Lenders included Nigerian banks such as First City Monument Bank plc (FCMB), which had a balance of $33.3m at LIBOR plus 4.45% in December 2010, which was paid off two months later. Nigerian banks, pensions and other institutions are active holders of the bonds.
Afren also turned to equity markets and raised another $184.5m in July 2011 from an equity placing at 135 pence per share to support expansion into the Kurdistan region of Iraq (Ain Sifni and Barda Rash licences).
Since the issue, the bond price climbed and the yield dropped in secondary trading although it spiked up sharply in January 2012 as unrest grew and strikes in Nigeria in connection with the ending of fuel subsidies threatened production.
Investors hunting projects
In mid-January, Afren announced a significant new find at the Okoro field, which came onstream in 2008. Afren returned to the market in March 2012, successfully raising $300m with a second secured high-yield bond, also listed on the Luxembourg Stock Exchange, priced at a coupon of 10.25% and due for redemption in 2019.
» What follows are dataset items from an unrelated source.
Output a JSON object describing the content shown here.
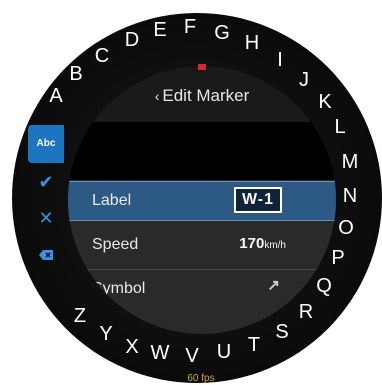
{
  "header": {
    "back_glyph": "‹",
    "title": "Edit Marker"
  },
  "rows": [
    {
      "key": "Label",
      "value": "W-1"
    },
    {
      "key": "Speed",
      "value": "170",
      "unit": "km/h"
    },
    {
      "key": "Symbol",
      "value": ""
    }
  ],
  "side_panel": {
    "abc": "Abc",
    "confirm_icon": "check-icon",
    "cancel_icon": "close-icon",
    "erase_icon": "backspace-icon"
  },
  "ring_letters": [
    "A",
    "B",
    "C",
    "D",
    "E",
    "F",
    "G",
    "H",
    "I",
    "J",
    "K",
    "L",
    "M",
    "N",
    "O",
    "P",
    "Q",
    "R",
    "S",
    "T",
    "U",
    "V",
    "W",
    "X",
    "Y",
    "Z"
  ],
  "footer": {
    "fps": "60 fps"
  },
  "colors": {
    "accent": "#1d74c0",
    "selected_row": "#2c5a85",
    "fps": "#d4a72a",
    "marker": "#d02c2c"
  }
}
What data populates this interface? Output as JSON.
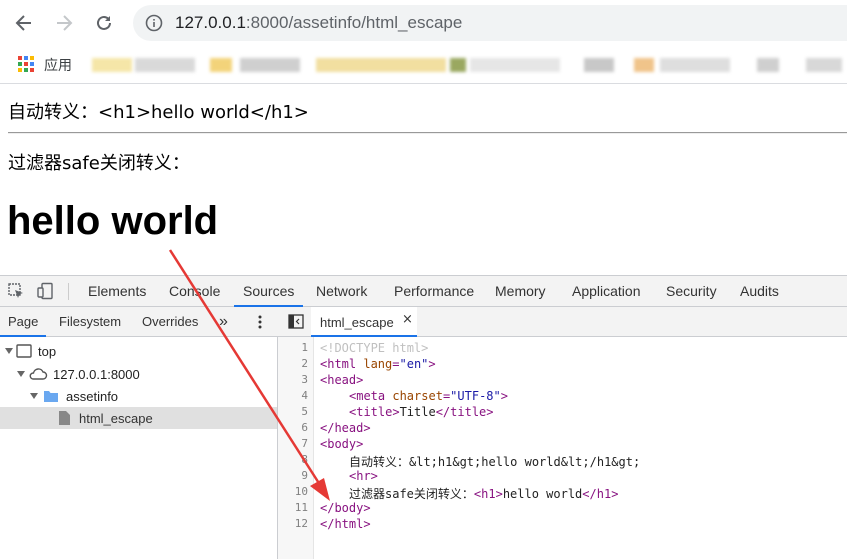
{
  "browser": {
    "url_host": "127.0.0.1",
    "url_rest": ":8000/assetinfo/html_escape",
    "bookmarks_apps_label": "应用"
  },
  "page": {
    "line1": "自动转义：<h1>hello world</h1>",
    "line2": "过滤器safe关闭转义：",
    "heading": "hello world"
  },
  "devtools": {
    "tabs": [
      "Elements",
      "Console",
      "Sources",
      "Network",
      "Performance",
      "Memory",
      "Application",
      "Security",
      "Audits"
    ],
    "active_tab": "Sources",
    "left_tabs": [
      "Page",
      "Filesystem",
      "Overrides"
    ],
    "more_label": "»",
    "tree": [
      "top",
      "127.0.0.1:8000",
      "assetinfo",
      "html_escape"
    ],
    "editor_tab": "html_escape",
    "close_glyph": "×",
    "line_numbers": [
      "1",
      "2",
      "3",
      "4",
      "5",
      "6",
      "7",
      "8",
      "9",
      "10",
      "11",
      "12"
    ],
    "code": {
      "l1": "<!DOCTYPE html>",
      "l2_open": "<html ",
      "l2_attr": "lang",
      "l2_eq": "=",
      "l2_val": "\"en\"",
      "l2_close": ">",
      "l3": "<head>",
      "l4_open": "<meta ",
      "l4_attr": "charset",
      "l4_eq": "=",
      "l4_val": "\"UTF-8\"",
      "l4_close": ">",
      "l5_open": "<title>",
      "l5_text": "Title",
      "l5_close": "</title>",
      "l6": "</head>",
      "l7": "<body>",
      "l8": "自动转义：&lt;h1&gt;hello world&lt;/h1&gt;",
      "l9": "<hr>",
      "l10_text": "过滤器safe关闭转义：",
      "l10_open": "<h1>",
      "l10_inner": "hello world",
      "l10_close": "</h1>",
      "l11": "</body>",
      "l12": "</html>"
    }
  },
  "colors": {
    "accent": "#1a73e8",
    "arrow": "#e53935"
  }
}
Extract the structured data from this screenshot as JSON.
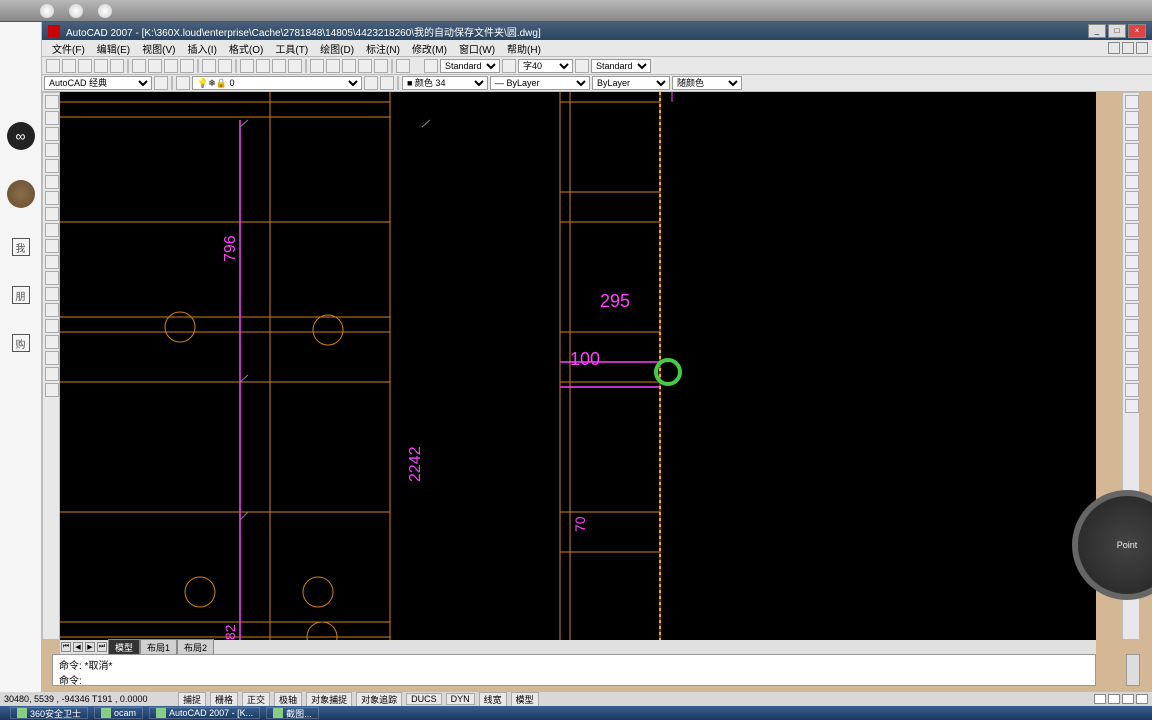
{
  "app": {
    "name": "AutoCAD 2007",
    "title_path": "[K:\\360X.loud\\enterprise\\Cache\\2781848\\14805\\4423218260\\我的自动保存文件夹\\圆.dwg]"
  },
  "menus": [
    "文件(F)",
    "编辑(E)",
    "视图(V)",
    "插入(I)",
    "格式(O)",
    "工具(T)",
    "绘图(D)",
    "标注(N)",
    "修改(M)",
    "窗口(W)",
    "帮助(H)"
  ],
  "workspace": "AutoCAD 经典",
  "toolbar2": {
    "layer": "0",
    "color": "颜色 34",
    "lineweight": "ByLayer",
    "linetype": "ByLayer",
    "plot": "随颜色"
  },
  "style_bar": {
    "text_style": "Standard",
    "dim_style": "字40",
    "table_style": "Standard"
  },
  "dims": {
    "a": "796",
    "b": "295",
    "c": "100",
    "d": "70",
    "e": "2242",
    "f": "82"
  },
  "sheet_tabs": {
    "model": "模型",
    "layout1": "布局1",
    "layout2": "布局2"
  },
  "command": {
    "line1": "命令: *取消*",
    "line2": "命令: "
  },
  "status": {
    "coord": "30480, 5539 , -94346  T191 , 0.0000",
    "buttons": [
      "捕捉",
      "栅格",
      "正交",
      "极轴",
      "对象捕捉",
      "对象追踪",
      "DUCS",
      "DYN",
      "线宽",
      "模型"
    ]
  },
  "taskbar": [
    "360安全卫士",
    "ocam",
    "AutoCAD 2007 - [K...",
    "截图..."
  ],
  "nav_wheel": "Point"
}
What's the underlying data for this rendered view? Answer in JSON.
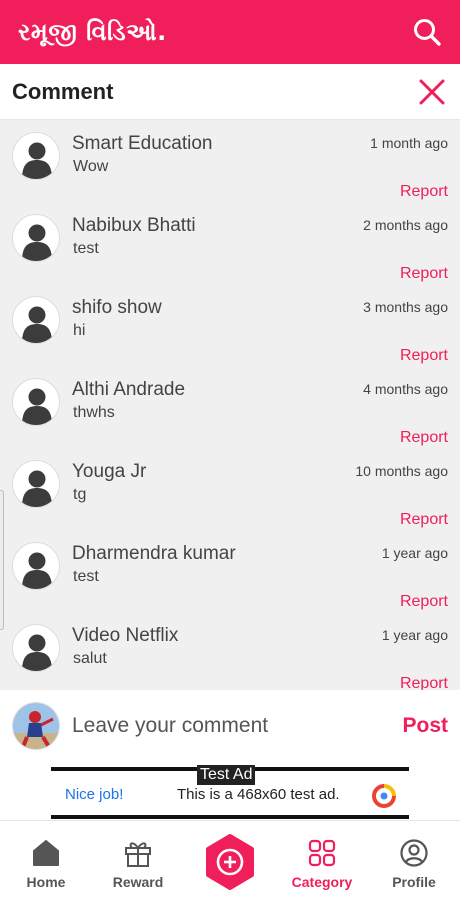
{
  "app": {
    "title": "રમૂજી વિડિઓ."
  },
  "sheet": {
    "title": "Comment"
  },
  "comments": [
    {
      "name": "Smart Education",
      "time": "1 month ago",
      "text": "Wow",
      "report": "Report"
    },
    {
      "name": "Nabibux Bhatti",
      "time": "2 months ago",
      "text": "test",
      "report": "Report"
    },
    {
      "name": "shifo show",
      "time": "3 months ago",
      "text": "hi",
      "report": "Report"
    },
    {
      "name": "Althi Andrade",
      "time": "4 months ago",
      "text": "thwhs",
      "report": "Report"
    },
    {
      "name": "Youga Jr",
      "time": "10 months ago",
      "text": "tg",
      "report": "Report"
    },
    {
      "name": "Dharmendra kumar",
      "time": "1 year ago",
      "text": "test",
      "report": "Report"
    },
    {
      "name": "Video Netflix",
      "time": "1 year ago",
      "text": "salut",
      "report": "Report"
    }
  ],
  "composer": {
    "placeholder": "Leave your comment",
    "post_label": "Post"
  },
  "ad": {
    "label": "Test Ad",
    "cta": "Nice job!",
    "text": "This is a 468x60 test ad."
  },
  "nav": {
    "home": "Home",
    "reward": "Reward",
    "category": "Category",
    "profile": "Profile",
    "active": "category"
  },
  "colors": {
    "accent": "#f01e5a",
    "background": "#f0f0f0",
    "nav_icon": "#555555"
  },
  "icons": [
    "search-icon",
    "close-icon",
    "default-avatar-icon",
    "home-icon",
    "gift-icon",
    "plus-circle-icon",
    "grid-icon",
    "profile-icon",
    "adchoices-logo"
  ]
}
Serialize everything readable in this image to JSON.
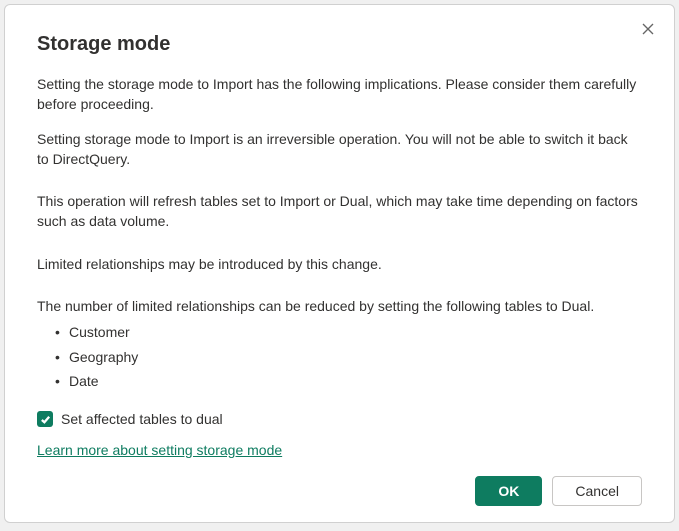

The issue was 13 times oversubscribed. The proceeds have been used in March to repay the outstanding $95.9m of a $200m corporate credit facility from BNP Paribas and VTB Bank which had been raised for the Kurdistan purchase. The bond price has since climbed – by mid-June, the 2016 issue yielded 9.73% and the 2019 yielded 9.66%.
Comyn adds there are significant funds available for appropriate investments: “Investors are looking for opportunities and there is a real shortage of opportunities to invest in Africa.”
He adds that Afren was more attractive as it meets London regulatory and disclosure requirements and has excellent investor relations and disclosure of information on its website. Comyn believes that a London or New York (or Hong Kong) listing is essential to reach international investors. However, at international debt conferences he still sees only “one or two” African issuers.
Afren has no further plans to tap debt markets as existing fields, including Ebok and Okoro, are producing more than enough cash to fund planned exploration.
According to Comyn: “Afren transformed its capital structure in 2011 – cash flow from operations strengthened with the start of production at Ebok. The January 2011 bond issue enabled the group’s debt to be restructured such that it is better aligned to future investment needs and production cash flows.”
He advises other African corporates to follow the firm’s example as large funds are looking for emerging market debt: “There’s a very good market out there with a lot of investors.” He says the key is good management and building a track record in debt markets: “You need to get the proposition right. We took what we needed – we could have taken a lot more.”